Original, unedited e-mail

"Are you a feminist? I saw your comment supporting LGBTs as a "straight father". The only "straight fathers" I know who do that are feminists. Children need both a father and a mother. Both men and women. Feminist men are sickening and are contributing to the downfall of the West. Instead of having the picture of that man in black and white do the following: post a picture of Barack Obama and Sandra Fluke. Thank goodness that feminist women don't reproduce. Your working "wife/mother" is probably one of the older generations. Young feminist girls don't have children anymore thanks to contraception and abortion. It's a good girl and there will be less of them around."

- Young Anti-Feminist Millennial Girl

OK, let's break it down:

Are you a feminist? (I don't have a picture of Gloria Steinem in my wallet, and I try to avoid labels where possible, but if you're asking if I support women's rights, then yes I do.)

I saw your comment supporting LGBTs as a "straight father" (I like the quotation marks she puts around straight father. I can almost picture her making them with her hands.)

The only "straight fathers" (More ironic quotation marks) I know who do that are feminists. (These "straight" "feminist" "LGBT loving" "fathers" you "know" must just "LOVE" you. I bet you're just the "life" of the party.)  

Children need both a father and a mother. Both men and women. (Those two sentences are a bit redundant, but ok. Arguing the importance of the nuclear family is a conversation worth having. I disagree with you to some degree. But I'm definitely willing to have a calm, rational discussion… ) Feminist men are sickening and are contributing to the downfall of the West. (And… you've lost me. You know, if you hate us women-loving Westies so much I know a couple countries where you'd just have a wonderful time!)  
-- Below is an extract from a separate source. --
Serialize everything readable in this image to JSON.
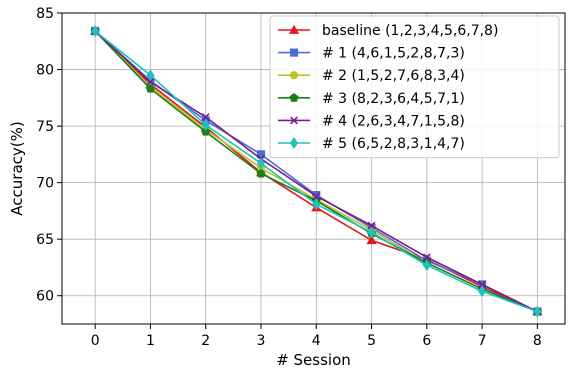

Instead of having the picture of that man in black and white do the following: post a picture of Barack Obama and Sandra Fluke. (In the banner? Now you're just being silly. But OK.)

Thank goodness that feminist women don't reproduce. (Science) Your working "wife/mother" is probably one of the older generations. Young feminist girls don't have children anymore thanks to contraception and abortion. (More Science. You can't argue with that.) It's a good girl and there will be less of them around. (I'm not sure what happened with this last sentence. My guess is that the author shoved her head so far up her own ass that the voice-to-text software she uses to compose angry e-mails whilst inserting her head into her rectum was unable to fully translate it. If I were to take a guess at its meaning, it would be that last sentence is saying that it's a good thing that I have a daughter who I will, no doubt, imbue with my LGBT loving, feminist qualities - in turn socially sterilizing her with a contraception ridden, abortion filled life… and this is a good thing to the author because that will be the end of Feminism. You're welcome.)

- Young Anti-Feminist Millennial Girl (Well, with a name like that her parents really picked her path for her. I suppose I should have named my daughter Young Pro-Women's Rights Future Abortion Factory Contraception Consumption Mcgee. That was on our list, but my wife said no.)


So there you have it. I'd like to thank Young for taking the time to send me the e-mail. It felt good to laugh this weekend. I sincerely hope that she passes along her love and tolerance to the dozens of children I'm sure she is in the process of conceiving.


P.S. One more exciting note. Aside from the joy that was receiving my first hate mail, Ask Your Dad Blog hit two semi-major milestones last week. The Facebook Fan Page hit 100 followers and the blog itself surpassed 10,000 views in the two months it has been up! Thank you all for your support and please keep reading. I'm having a blast and hope you are too!

Hopefully this isn't just my mom hitting the refresh button to make me feel better.